Violetta Tomaszewicz1, Prof. der Gesundheit, Dr. hab. N. med. Jacek J. Klawe1/, Maria Chrzanowska2/
1/ Abteilung für Hygiene und Epidemiologie, Collegium Medicum der Nikolaus-Kopernikus-Universität in Bydgoszcz
2/ Afrodita Cosmetics in Toruń
Abstrakt
Weiblicher Haarausfall ist ein häufiges und belastendes Phänomen [1,2,4,6]. Ludwig verwendete den Begriff erstmals 1977, um diffusen Haarausfall bei Frauen zu beschreiben [1,4]. Im Jahr 2004 erweiterte die Forscherin Sinclair diese Definition und ergänzte, dass es sich um eine Abnahme der Haardichte im zentralen Bereich der Kopfhaut nach der Pubertät handelt [1,2,4]. Das Interesse an diesem Thema wächst aufgrund der Entwicklung der Trichologie in Polen.
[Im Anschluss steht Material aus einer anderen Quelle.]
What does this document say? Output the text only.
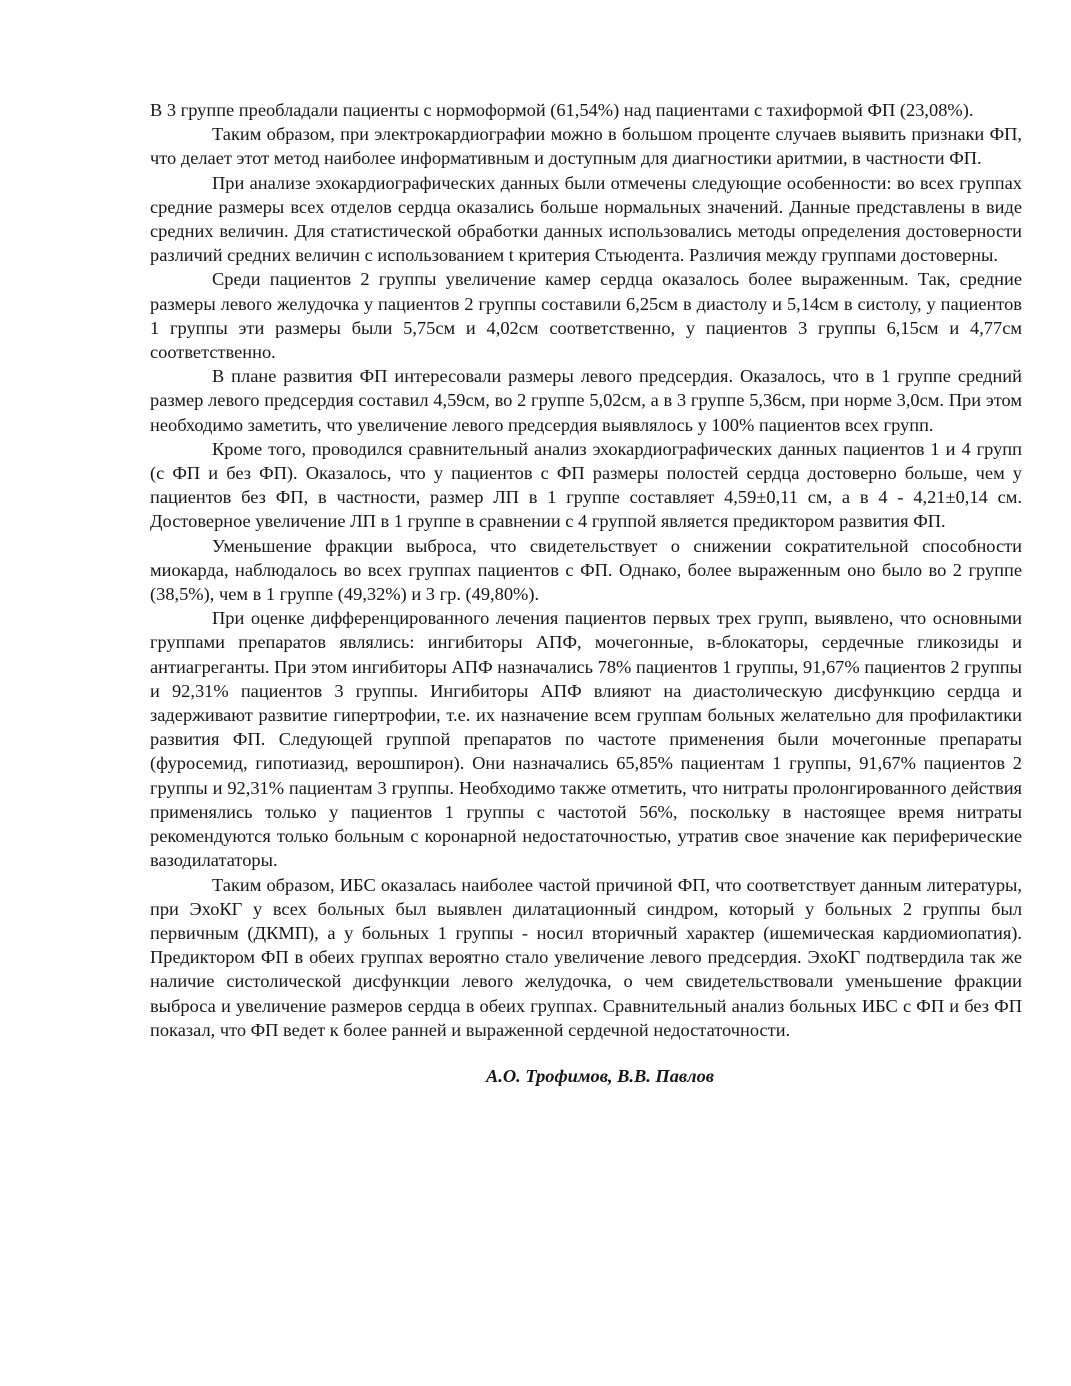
В 3 группе преобладали пациенты с нормоформой (61,54%) над пациентами с тахиформой ФП (23,08%).

Таким образом, при электрокардиографии можно в большом проценте случаев выявить признаки ФП, что делает этот метод наиболее информативным и доступным для диагностики аритмии, в частности ФП.

При анализе эхокардиографических данных были отмечены следующие особенности: во всех группах средние размеры всех отделов сердца оказались больше нормальных значений. Данные представлены в виде средних величин. Для статистической обработки данных использовались методы определения достоверности различий средних величин с использованием t критерия Стьюдента. Различия между группами достоверны.

Среди пациентов 2 группы увеличение камер сердца оказалось более выраженным. Так, средние размеры левого желудочка у пациентов 2 группы составили 6,25см в диастолу и 5,14см в систолу, у пациентов 1 группы эти размеры были 5,75см и 4,02см соответственно, у пациентов 3 группы 6,15см и 4,77см соответственно.

В плане развития ФП интересовали размеры левого предсердия. Оказалось, что в 1 группе средний размер левого предсердия составил 4,59см, во 2 группе 5,02см, а в 3 группе 5,36см, при норме 3,0см. При этом необходимо заметить, что увеличение левого предсердия выявлялось у 100% пациентов всех групп.

Кроме того, проводился сравнительный анализ эхокардиографических данных пациентов 1 и 4 групп (с ФП и без ФП). Оказалось, что у пациентов с ФП размеры полостей сердца достоверно больше, чем у пациентов без ФП, в частности, размер ЛП в 1 группе составляет 4,59±0,11 см, а в 4 - 4,21±0,14 см. Достоверное увеличение ЛП в 1 группе в сравнении с 4 группой является предиктором развития ФП.

Уменьшение фракции выброса, что свидетельствует о снижении сократительной способности миокарда, наблюдалось во всех группах пациентов с ФП. Однако, более выраженным оно было во 2 группе (38,5%), чем в 1 группе (49,32%) и 3 гр. (49,80%).

При оценке дифференцированного лечения пациентов первых трех групп, выявлено, что основными группами препаратов являлись: ингибиторы АПФ, мочегонные, в-блокаторы, сердечные гликозиды и антиагреганты. При этом ингибиторы АПФ назначались 78% пациентов 1 группы, 91,67% пациентов 2 группы и 92,31% пациентов 3 группы. Ингибиторы АПФ влияют на диастолическую дисфункцию сердца и задерживают развитие гипертрофии, т.е. их назначение всем группам больных желательно для профилактики развития ФП. Следующей группой препаратов по частоте применения были мочегонные препараты (фуросемид, гипотиазид, верошпирон). Они назначались 65,85% пациентам 1 группы, 91,67% пациентов 2 группы и 92,31% пациентам 3 группы. Необходимо также отметить, что нитраты пролонгированного действия применялись только у пациентов 1 группы с частотой 56%, поскольку в настоящее время нитраты рекомендуются только больным с коронарной недостаточностью, утратив свое значение как периферические вазодилататоры.

Таким образом, ИБС оказалась наиболее частой причиной ФП, что соответствует данным литературы, при ЭхоКГ у всех больных был выявлен дилатационный синдром, который у больных 2 группы был первичным (ДКМП), а у больных 1 группы - носил вторичный характер (ишемическая кардиомиопатия). Предиктором ФП в обеих группах вероятно стало увеличение левого предсердия. ЭхоКГ подтвердила так же наличие систолической дисфункции левого желудочка, о чем свидетельствовали уменьшение фракции выброса и увеличение размеров сердца в обеих группах. Сравнительный анализ больных ИБС с ФП и без ФП показал, что ФП ведет к более ранней и выраженной сердечной недостаточности.

А.О. Трофимов, В.В. Павлов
Haare sind ein wichtiges Element des Erscheinungsbildes und haben insbesondere für Frauen eine psychosoziale Bedeutung [15]. Daher gibt übermäßiger Haarausfall Anlass zur Sorge und trägt zur Suche nach wirksamen Behandlungsmethoden bei Dermatologen und Kosmetologen bei.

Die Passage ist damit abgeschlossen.